Re: [GENERAL] Buglist - Mailing list pgsql-hackers

From Jan Wieck
Subject Re: [GENERAL] Buglist
Date
Msg-id 3F46423A.3050205@Yahoo.com
Whole thread Raw
In response to Re: [GENERAL] Buglist  ("Shridhar Daithankar" <shridhar_daithankar@persistent.co.in>)
Responses Re: [GENERAL] Buglist  (Manfred Koizar <mkoi-pg@aon.at>)
Re: [GENERAL] Buglist  (Tom Lane <tgl@sss.pgh.pa.us>)
List pgsql-hackers
Okay, my proposal would be to have a VACUUM mode where it tells the
buffer manager to only return a page if it is already in memory, and
some "not cached" if it would have to read it from disk, and simply skip
the page in that case. Probably needs some modifications in vacuums FSM
handling, but basically that's it.
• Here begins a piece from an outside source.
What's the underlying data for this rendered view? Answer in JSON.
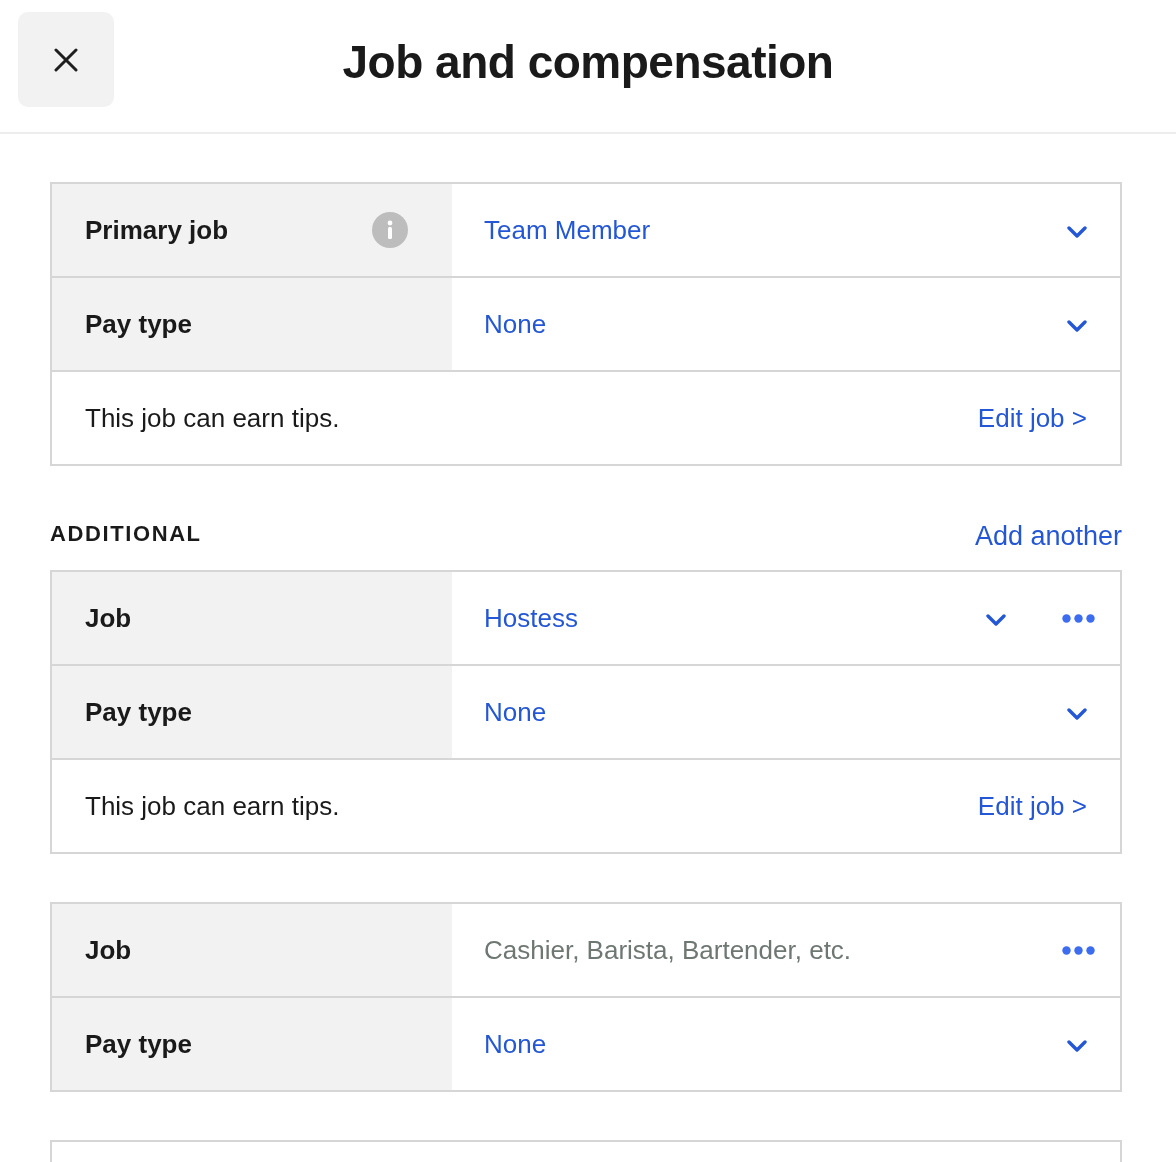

It'll still cause IO for the
resulting index bulk cleaning, so I don't know how efficient it'll be
after all.

The number of vacuumed tuples returned will tell the autovacuum how
useful this vacuum scan was. The less useful it is, the less frequent
it'll be scheduled. There is no point in vacuuming a 50M row table every
hour when the average number of tuples reclaimed is in the hundreds. I
don't intend to avoid a full table scan completely. I only intend to
lower the frequency of them. It will require some fuzzy logic in
autovacuum to figure out if a CACHEONLY vacuum for a table needs to be
more or less frequent to find more tuples though.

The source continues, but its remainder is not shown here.